Post autor: posone_19 » 08.03.2010, 01:38

"Trouble makers" na Polski coś w stylu chłopaki sprawiający kłopoty.

defqon
Posty: 141
Rejestracja: 09.01.2009, 16:39

Re: DERBY ŁODZI

Post autor: defqon » 08.03.2010, 02:19

Z forum ŁKSu:
3. Kto zleciał z trybuny? Gdzie? Czy to ten co poleciał na daszek?

Typ z Widzewa, stracił noge. Oprócz tego wyprosiliśmy jeszcze dwóch, jeden uważał, ze jest z Teo, miał pecha. Jego kolega stracił nosa, ogolnie wykopani, kulturalnie i grzecznie. Nie wiem czy nie bylo wiecej przypadków...
Może ktoś to potwierdzić ?

Pamietaj o Smierci
Posty: 4
Rejestracja: 14.09.2009, 01:41

Re: DERBY ŁODZI

Post autor: Pamietaj o Smierci » 08.03.2010, 02:30

[link] Kto zna troche Łódź albo jest z tego miasta ten wie że Widzewowi wiele nie brakowało.. Łks może zaspał, może nie podjął walki tego nie wiem.

kark
Posty: 47
Rejestracja: 04.10.2007, 19:30

Re: DERBY ŁODZI

Post autor: kark » 08.03.2010, 05:06

defqon pisze:Z forum ŁKSu:
3. Kto zleciał z trybuny? Gdzie? Czy to ten co poleciał na daszek?

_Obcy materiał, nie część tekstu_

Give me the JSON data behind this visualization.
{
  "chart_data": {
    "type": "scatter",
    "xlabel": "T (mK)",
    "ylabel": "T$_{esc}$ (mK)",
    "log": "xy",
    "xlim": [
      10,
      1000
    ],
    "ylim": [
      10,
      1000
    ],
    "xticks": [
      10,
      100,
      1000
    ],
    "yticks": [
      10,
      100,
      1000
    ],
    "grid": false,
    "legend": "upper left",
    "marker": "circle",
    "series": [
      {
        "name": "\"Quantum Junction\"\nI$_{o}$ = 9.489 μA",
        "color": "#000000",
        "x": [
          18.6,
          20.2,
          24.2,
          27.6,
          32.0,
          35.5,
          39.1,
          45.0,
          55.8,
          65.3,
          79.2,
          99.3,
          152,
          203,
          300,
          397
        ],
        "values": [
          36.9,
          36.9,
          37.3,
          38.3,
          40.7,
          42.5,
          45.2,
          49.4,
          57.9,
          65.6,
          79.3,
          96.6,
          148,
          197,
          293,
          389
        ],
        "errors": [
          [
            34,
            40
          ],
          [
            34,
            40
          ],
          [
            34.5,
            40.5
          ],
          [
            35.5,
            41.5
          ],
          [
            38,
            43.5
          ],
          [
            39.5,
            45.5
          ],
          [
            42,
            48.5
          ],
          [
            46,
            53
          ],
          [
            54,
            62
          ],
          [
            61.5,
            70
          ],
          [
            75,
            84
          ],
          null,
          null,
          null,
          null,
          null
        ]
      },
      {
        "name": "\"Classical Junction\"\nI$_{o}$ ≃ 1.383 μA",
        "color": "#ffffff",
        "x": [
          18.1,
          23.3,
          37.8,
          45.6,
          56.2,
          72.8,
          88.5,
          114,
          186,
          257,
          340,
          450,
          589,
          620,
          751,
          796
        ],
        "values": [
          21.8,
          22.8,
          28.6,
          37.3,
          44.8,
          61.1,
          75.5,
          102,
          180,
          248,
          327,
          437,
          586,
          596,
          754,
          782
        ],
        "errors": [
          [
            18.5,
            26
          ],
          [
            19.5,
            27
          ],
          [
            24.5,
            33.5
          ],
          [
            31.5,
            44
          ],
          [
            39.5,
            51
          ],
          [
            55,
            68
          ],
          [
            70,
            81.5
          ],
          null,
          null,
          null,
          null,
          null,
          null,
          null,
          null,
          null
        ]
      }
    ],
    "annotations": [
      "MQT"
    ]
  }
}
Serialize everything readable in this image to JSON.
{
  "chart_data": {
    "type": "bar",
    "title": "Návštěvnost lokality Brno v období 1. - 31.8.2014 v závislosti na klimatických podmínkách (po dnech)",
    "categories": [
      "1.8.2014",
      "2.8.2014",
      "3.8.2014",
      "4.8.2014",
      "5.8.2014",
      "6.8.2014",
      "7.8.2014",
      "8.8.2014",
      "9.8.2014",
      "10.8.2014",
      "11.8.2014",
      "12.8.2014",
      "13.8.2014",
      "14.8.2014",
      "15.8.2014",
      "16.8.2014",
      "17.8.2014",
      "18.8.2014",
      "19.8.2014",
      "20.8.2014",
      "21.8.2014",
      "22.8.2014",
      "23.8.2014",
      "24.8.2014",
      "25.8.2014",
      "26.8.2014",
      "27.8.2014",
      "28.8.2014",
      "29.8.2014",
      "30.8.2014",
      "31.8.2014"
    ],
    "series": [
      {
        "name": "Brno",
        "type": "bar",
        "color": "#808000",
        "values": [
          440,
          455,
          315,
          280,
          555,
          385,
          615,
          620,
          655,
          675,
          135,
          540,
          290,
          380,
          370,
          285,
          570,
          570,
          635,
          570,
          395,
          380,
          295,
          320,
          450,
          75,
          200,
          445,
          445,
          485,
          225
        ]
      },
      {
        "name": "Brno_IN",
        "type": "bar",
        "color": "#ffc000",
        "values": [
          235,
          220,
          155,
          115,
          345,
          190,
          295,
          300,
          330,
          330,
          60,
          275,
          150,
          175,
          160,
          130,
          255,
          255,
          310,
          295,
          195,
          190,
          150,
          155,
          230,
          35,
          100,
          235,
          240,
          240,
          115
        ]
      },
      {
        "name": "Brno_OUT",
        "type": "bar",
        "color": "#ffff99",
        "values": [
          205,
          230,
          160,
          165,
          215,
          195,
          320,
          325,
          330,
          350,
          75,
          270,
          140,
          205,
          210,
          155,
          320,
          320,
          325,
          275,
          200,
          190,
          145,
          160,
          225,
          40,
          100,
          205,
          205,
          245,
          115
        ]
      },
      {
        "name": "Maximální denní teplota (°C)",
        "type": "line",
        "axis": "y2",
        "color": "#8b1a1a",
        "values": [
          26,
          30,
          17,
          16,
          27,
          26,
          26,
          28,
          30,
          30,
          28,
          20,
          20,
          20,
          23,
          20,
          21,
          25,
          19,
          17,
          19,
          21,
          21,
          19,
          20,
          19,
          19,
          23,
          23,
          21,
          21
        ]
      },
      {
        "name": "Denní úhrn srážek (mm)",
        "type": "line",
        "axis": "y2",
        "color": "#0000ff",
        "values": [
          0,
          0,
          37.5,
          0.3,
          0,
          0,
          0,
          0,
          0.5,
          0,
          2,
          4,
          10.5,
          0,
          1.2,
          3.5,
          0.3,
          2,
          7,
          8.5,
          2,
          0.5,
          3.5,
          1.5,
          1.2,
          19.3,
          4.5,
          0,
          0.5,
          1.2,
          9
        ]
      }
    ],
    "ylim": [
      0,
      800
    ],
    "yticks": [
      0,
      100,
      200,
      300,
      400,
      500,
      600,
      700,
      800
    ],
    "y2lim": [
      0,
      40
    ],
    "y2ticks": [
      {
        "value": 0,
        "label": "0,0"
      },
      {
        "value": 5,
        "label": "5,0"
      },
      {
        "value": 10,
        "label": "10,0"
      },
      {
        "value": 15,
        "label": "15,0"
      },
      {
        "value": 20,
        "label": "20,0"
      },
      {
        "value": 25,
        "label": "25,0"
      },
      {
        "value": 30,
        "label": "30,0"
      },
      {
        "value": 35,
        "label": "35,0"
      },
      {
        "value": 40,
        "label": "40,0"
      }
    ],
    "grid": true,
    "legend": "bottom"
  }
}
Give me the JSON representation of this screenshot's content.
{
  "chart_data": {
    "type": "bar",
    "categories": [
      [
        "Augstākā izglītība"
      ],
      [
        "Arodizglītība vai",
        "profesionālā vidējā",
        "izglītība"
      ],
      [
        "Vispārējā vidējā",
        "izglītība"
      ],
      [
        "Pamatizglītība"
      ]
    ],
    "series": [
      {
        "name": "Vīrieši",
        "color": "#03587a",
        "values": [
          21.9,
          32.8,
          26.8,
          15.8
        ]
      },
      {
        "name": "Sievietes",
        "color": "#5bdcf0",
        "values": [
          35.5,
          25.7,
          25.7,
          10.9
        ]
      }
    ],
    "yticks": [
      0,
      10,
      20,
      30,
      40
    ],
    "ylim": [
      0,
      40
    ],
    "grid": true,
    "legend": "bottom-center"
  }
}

Typ z Widzewa, stracił noge. Oprócz tego wyprosiliśmy jeszcze dwóch, jeden uważał, ze jest z Teo, miał pecha. Jego kolega stracił nosa, ogolnie wykopani, kulturalnie i grzecznie. Nie wiem czy nie bylo wiecej przypadków...
Może ktoś to potwierdzić ?

Prawda
PIŁKA NOŻNA DLA KIBICÓW!!!

.:dobrychlopak:.
Posty: 16
Rejestracja: 04.03.2010, 15:55

Re: DERBY ŁODZI

Post autor: .:dobrychlopak:. » 08.03.2010, 06:53

Po meczu dochodziło do jakiś spięć Widzew i Łksu?

nowy1908
Posty: 177
Rejestracja: 11.05.2007, 00:47

Re: DERBY ŁODZI

Post autor: nowy1908 » 08.03.2010, 08:39

Pamietaj o Smierci pisze:[link] Kto zna troche Łódź albo jest z tego miasta ten wie że Widzewowi wiele nie brakowało.. Łks może zaspał, może nie podjął walki tego nie wiem.
mapka dla ludzi nie z Łodzi [link]
WRWCrew

VIFON
Posty: 103
Rejestracja: 01.03.2010, 20:56

Re: DERBY ŁODZI

Post autor: VIFON » 08.03.2010, 09:15

kark pisze:
defqon pisze:Z forum ŁKSu:
3. Kto zleciał z trybuny? Gdzie? Czy to ten co poleciał na daszek?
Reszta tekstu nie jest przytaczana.